三菱東京UFJ銀行は2011年の景気について、「輸出の持ち直しにより春ごろから踊り場を脱却するだろう」と予想している。「中国の輸入に下げ止まりの兆しが出始めている」「米国は年末商戦が良好なスタートを切るなど、底堅さがみられる」「電子部品の在庫調整が進展している」「米景気の底堅さを反映して、円高圧力が後退する」などがその主な理由。
景気回復に歩調を合わせるとすれば、上昇が期待される株式市場はどうか? バークレイズ・キャピタル証券は、「最近発表された米国の一連の経済指標は、個人消費の回復を示す内容。米国における景気回復は、今後、輸出企業の業績回復に寄与する」。また、「日経平均については、輸出企業の業績回復に加えて、対ドルでの円安期待もあり、2011年末には12,000円を試す展開もありうる」としている。

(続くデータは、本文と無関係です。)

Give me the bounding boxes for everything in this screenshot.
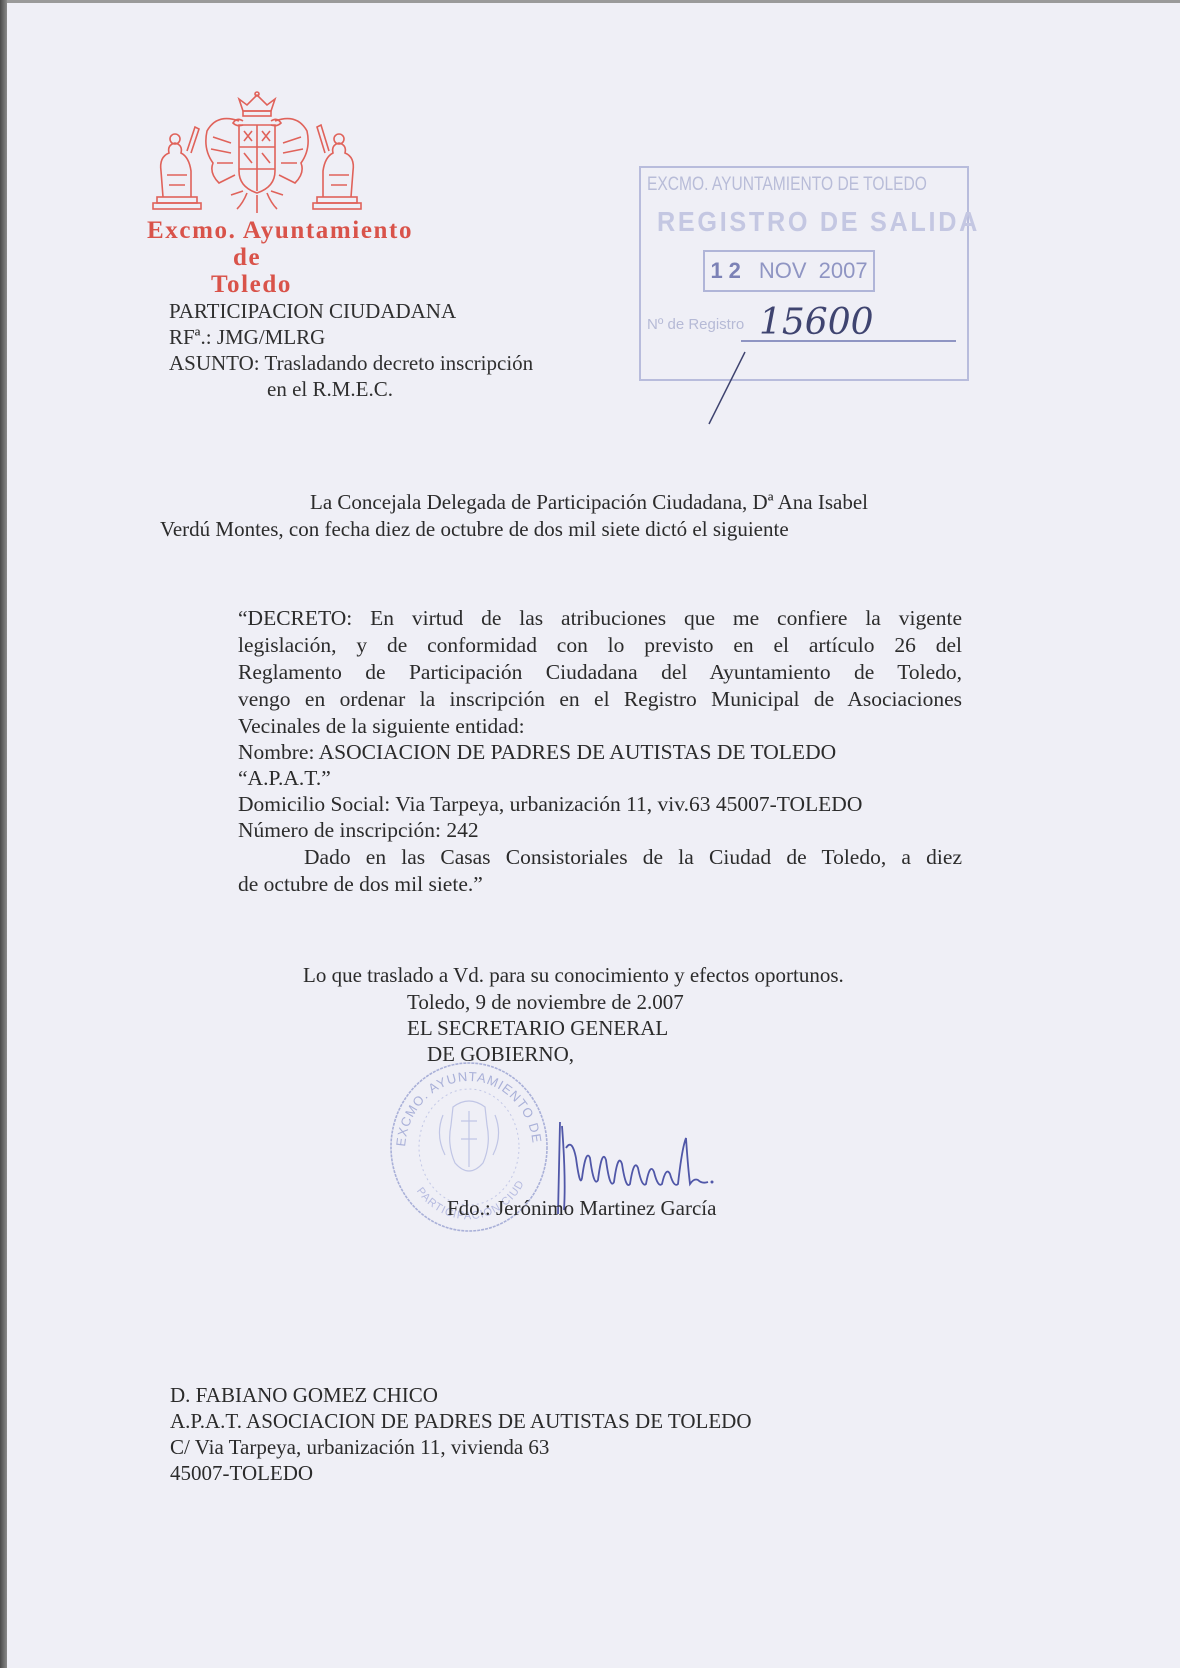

このところ一服感のある円相場についてはどうか? 大和総研は「世界的にリスク選好的となることで、為替市場では低金利通貨売り・高金利通貨買いが優勢となるだろう。低金利通貨の代表格である円には売り圧力がかかり、ほぼすべての通貨に対して円安基調となることが予想される」との見解を示す。
また、大和総研は同時に「年前半を中心に。米国金利の相対的上昇がドル高圧力を生むだろう」と予測。この点については、三調査機関の見解が一致したことが注目される。